As Breitbart News reported, a 4-3 majority agreed with the hitherto obscure argument that Trump could be disqualified under Section 3 of the Fourteenth Amendment, drafted after the Civil War to apply to those who had fought for the Confederacy.
The majority held that Trump had led and incited an “insurrection” in the January 6, 2021 riot at the U.S. Capitol. It made that finding despite the fact that Trump has not been convicted of, or even charged with, any crime relating to such an “insurrection.”
Notably, Special Counsel Jack Smith, who has doggedly pursued Trump in federal courts in D.C. and Miami, has not charged Trump with sedition or even incitement, let alone “insurrection,” but rather the more nebulous “conspiracy to defraud” the U.S.
Moreover, the Senate declined to convict Trump at the second impeachment trial, when the House impeachment article claimed that he had “incited an insurrection against the government of the United States.” The House failed sufficiently to prove its case.
So the Colorado Supreme Court turned to other sources, including familiar Democratic talking points. It claimed, for example, that Trump created a “general atmosphere of political violence,” citing flippant rhetoric from rally speeches and even the false claim that Trump told the far-right Proud Boys to “stand back and stand by” during a debate. (Trump in fact condemned white supremacist groups and was simply repeating the format of the question prompt from moderator Chris Wallace; he did not bring up the Proud Boys.) The court did not consider the “atmosphere of political violence” created by the radical left, including an actual attempted insurrection in May 2020, when a mob attacked the White House and Trump had to be rushed to a bunker.
Among the sources the court considered was the January 6 Committee, a one-sided committee that was hand-picked by then-Speaker Nancy Pelosi (D-CA), who — for the first time in congressional history — rejected the minority nominees. The committee interviewed witnesses behind closed doors, without an adversarial process; its hearings were scripted and had no cross-examination. Afterwards, the Committee destroyed its evidence — ironically, since Trump is on trial for mishandling documents.

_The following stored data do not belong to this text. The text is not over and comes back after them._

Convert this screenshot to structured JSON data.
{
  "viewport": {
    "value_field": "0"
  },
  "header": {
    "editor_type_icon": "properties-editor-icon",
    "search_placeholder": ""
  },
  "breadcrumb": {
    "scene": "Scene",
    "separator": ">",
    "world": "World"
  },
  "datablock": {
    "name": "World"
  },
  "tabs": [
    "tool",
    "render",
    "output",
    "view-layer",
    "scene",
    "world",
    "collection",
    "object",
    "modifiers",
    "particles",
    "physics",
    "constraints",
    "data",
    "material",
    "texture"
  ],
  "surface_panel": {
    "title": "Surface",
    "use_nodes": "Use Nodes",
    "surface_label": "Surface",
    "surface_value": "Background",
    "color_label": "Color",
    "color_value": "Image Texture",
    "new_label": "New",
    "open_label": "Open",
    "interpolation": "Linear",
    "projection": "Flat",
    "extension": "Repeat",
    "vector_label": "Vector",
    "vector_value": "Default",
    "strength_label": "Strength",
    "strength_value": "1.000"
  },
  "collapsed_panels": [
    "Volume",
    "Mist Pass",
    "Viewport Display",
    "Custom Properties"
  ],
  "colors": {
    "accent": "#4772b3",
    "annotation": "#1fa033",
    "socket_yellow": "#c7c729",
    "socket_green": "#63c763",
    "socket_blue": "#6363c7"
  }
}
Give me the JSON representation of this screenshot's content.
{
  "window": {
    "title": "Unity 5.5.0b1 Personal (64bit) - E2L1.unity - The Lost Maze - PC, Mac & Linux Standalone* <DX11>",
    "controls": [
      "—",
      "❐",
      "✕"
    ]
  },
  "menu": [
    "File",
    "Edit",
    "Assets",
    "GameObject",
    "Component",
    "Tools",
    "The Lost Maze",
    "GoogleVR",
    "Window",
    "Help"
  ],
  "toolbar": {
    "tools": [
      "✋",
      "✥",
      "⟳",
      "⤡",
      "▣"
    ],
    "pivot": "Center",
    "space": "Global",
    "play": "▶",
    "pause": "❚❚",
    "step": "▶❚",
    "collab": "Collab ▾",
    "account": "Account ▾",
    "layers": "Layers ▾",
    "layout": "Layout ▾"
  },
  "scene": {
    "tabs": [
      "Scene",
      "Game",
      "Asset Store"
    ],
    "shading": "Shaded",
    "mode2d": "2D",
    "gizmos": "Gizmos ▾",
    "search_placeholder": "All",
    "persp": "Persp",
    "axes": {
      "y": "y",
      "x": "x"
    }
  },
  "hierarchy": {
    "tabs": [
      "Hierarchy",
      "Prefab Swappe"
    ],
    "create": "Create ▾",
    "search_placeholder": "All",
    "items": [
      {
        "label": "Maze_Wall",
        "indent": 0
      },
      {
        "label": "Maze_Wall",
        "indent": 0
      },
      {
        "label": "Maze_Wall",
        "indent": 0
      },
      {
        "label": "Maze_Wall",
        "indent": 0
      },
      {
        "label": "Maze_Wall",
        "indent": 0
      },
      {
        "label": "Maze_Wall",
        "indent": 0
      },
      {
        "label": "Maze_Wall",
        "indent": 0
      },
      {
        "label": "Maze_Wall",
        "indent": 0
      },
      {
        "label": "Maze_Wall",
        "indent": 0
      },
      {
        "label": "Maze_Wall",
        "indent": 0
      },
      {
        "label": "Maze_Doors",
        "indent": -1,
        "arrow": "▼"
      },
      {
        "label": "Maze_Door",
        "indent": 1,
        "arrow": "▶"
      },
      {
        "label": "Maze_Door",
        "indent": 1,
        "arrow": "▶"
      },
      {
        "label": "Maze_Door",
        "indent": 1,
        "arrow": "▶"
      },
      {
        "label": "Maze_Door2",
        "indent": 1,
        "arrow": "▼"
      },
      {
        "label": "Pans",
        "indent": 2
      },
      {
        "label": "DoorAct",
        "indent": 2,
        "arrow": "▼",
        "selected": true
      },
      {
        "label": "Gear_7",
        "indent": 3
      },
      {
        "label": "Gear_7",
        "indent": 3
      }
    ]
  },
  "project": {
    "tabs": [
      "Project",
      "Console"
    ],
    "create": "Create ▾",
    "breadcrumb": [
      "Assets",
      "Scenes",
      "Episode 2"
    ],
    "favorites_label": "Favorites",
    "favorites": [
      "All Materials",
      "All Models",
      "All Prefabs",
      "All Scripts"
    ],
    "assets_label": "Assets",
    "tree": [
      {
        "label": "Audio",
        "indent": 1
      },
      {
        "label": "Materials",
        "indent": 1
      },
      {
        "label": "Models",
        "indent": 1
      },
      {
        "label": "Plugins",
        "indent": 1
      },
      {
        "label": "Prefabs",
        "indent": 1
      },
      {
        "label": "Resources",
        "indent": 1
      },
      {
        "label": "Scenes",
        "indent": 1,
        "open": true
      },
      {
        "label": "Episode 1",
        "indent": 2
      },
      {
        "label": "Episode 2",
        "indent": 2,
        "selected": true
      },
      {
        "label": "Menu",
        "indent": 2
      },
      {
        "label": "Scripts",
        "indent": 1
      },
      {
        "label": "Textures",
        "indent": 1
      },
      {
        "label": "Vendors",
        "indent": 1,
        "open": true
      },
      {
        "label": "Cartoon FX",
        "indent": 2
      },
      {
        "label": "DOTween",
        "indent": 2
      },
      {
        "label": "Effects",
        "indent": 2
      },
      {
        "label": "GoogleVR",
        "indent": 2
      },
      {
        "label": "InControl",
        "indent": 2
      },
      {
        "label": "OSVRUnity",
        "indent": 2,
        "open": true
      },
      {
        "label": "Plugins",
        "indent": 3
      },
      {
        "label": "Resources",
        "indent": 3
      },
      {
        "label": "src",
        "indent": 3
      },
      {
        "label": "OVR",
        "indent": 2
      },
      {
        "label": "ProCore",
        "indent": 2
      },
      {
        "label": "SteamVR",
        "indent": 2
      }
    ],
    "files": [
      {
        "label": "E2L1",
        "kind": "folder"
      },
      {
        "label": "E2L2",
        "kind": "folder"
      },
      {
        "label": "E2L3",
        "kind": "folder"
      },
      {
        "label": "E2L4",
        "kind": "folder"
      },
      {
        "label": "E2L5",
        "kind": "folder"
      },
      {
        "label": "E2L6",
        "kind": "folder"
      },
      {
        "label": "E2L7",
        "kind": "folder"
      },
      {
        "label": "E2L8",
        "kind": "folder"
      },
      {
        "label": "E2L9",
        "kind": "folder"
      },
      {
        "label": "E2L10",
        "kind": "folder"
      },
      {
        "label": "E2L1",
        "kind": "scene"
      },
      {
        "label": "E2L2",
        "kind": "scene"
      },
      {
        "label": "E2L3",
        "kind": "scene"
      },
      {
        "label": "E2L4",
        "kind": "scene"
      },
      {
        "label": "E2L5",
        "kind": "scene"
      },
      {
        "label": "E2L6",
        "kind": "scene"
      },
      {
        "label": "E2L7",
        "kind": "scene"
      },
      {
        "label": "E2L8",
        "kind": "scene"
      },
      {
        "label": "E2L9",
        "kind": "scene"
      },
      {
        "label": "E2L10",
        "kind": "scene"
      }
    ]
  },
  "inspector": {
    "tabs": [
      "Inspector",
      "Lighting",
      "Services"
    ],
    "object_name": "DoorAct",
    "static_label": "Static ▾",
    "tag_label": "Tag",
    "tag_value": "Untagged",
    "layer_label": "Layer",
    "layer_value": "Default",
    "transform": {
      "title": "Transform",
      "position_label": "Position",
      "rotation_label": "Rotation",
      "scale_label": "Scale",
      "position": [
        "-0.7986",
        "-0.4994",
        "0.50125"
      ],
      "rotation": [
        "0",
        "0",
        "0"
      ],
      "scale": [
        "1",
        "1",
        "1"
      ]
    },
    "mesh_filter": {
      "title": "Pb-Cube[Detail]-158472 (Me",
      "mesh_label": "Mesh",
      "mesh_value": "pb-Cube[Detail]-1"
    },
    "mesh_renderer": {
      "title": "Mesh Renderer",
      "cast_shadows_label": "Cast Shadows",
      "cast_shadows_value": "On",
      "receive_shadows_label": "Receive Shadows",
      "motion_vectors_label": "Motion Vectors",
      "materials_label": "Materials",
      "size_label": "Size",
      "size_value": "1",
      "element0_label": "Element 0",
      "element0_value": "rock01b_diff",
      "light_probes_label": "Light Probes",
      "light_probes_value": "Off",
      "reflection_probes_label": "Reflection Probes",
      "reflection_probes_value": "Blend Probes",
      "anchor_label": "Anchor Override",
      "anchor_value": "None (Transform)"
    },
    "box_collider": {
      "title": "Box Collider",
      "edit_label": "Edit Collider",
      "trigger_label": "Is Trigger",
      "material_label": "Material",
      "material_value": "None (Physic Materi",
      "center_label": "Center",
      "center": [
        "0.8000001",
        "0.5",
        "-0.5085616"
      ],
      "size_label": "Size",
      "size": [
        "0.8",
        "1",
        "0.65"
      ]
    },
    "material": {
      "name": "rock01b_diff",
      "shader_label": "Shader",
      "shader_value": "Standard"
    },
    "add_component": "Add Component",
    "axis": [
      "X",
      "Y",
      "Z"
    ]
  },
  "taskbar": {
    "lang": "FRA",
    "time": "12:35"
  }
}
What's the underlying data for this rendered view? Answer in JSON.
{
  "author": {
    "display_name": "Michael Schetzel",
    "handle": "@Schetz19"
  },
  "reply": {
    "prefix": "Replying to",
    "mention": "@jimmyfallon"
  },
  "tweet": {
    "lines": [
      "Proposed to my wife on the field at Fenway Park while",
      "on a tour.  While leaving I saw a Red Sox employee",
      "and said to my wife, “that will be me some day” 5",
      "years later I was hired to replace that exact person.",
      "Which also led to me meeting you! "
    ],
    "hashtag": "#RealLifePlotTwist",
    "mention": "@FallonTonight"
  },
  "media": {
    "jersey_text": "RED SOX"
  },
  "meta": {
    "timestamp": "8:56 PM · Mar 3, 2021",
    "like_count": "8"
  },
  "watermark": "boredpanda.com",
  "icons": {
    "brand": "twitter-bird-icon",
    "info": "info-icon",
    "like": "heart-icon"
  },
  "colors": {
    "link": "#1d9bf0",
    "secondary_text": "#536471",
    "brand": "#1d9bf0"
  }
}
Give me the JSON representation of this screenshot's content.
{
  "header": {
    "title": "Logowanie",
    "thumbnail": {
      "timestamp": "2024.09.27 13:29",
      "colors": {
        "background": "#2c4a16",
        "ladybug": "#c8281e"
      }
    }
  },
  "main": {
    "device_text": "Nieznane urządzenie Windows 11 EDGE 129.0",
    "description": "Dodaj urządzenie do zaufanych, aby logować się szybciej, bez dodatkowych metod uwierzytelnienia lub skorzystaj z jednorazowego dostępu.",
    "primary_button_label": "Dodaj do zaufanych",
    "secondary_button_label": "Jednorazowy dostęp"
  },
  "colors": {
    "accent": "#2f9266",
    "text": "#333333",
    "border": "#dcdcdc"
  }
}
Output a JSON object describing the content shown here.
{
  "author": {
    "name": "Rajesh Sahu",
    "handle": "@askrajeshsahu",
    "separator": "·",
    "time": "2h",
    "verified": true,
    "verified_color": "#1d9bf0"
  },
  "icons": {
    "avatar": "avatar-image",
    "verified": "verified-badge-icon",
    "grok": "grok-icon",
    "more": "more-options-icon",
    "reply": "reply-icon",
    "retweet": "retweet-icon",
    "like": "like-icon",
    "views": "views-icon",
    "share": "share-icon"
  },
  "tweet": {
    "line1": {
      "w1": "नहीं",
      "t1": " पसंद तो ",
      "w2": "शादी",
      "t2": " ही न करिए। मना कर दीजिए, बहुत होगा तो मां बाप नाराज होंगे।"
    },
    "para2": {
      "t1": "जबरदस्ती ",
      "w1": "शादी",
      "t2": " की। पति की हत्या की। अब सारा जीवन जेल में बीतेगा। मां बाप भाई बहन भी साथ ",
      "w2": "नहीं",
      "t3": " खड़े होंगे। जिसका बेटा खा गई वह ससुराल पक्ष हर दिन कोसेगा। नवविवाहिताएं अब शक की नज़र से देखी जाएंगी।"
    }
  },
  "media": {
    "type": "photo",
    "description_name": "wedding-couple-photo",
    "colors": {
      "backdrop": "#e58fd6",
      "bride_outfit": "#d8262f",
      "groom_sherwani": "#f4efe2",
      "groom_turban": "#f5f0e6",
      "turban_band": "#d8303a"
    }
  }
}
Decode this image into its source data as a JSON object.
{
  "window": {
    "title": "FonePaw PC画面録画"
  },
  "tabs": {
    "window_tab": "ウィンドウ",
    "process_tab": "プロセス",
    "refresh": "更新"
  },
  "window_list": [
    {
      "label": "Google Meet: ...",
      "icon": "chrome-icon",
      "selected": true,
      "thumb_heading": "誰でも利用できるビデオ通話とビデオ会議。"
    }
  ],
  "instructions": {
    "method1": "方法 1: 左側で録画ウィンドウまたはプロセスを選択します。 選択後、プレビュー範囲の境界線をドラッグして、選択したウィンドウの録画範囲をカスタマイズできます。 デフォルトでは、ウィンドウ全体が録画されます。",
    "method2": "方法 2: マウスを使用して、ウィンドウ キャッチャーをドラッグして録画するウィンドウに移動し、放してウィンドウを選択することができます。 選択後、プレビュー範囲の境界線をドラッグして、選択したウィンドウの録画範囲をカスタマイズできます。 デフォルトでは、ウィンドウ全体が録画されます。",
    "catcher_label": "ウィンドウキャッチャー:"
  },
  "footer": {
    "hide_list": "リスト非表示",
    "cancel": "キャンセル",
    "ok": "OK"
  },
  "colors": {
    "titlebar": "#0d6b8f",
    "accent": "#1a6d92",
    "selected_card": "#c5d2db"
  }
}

The Colorado Supreme Court said that the district court, which originally admitted evidence from the January 6 Committee, did not err because, after all, there were two Republican members on the committee (both of whom were virulently anti-Trump), and because “the investigative staff consisted of highly skilled lawyers,” as if that meant the process itself was fair or credible. (One dissenting judge noted that the January 6 Committee’s report “is not beyond reproach” and that Trump was denied due process.)
Finally, the court followed the argument of the Democrat impeachment managers, claiming that Trump’s use of the phrase “fight like hell” in his speech January 6 was an incitement to riot, even though he had also told the crowd to march “peacefully and patriotically.” That point was refuted during the second impeachment trial, when Trump’s lawyers played a video montage of Democrats using “fight” rhetoric, showing that such words are common in politics, referring to strong advocacy, not violence.
The entire decision reads as if it were drafted by the same partisan but “highly skilled” lawyers that the January 6 Committee and the House impeachment managers employed. Its reliance on the Committee, and on partisan talking points, could be its undoing.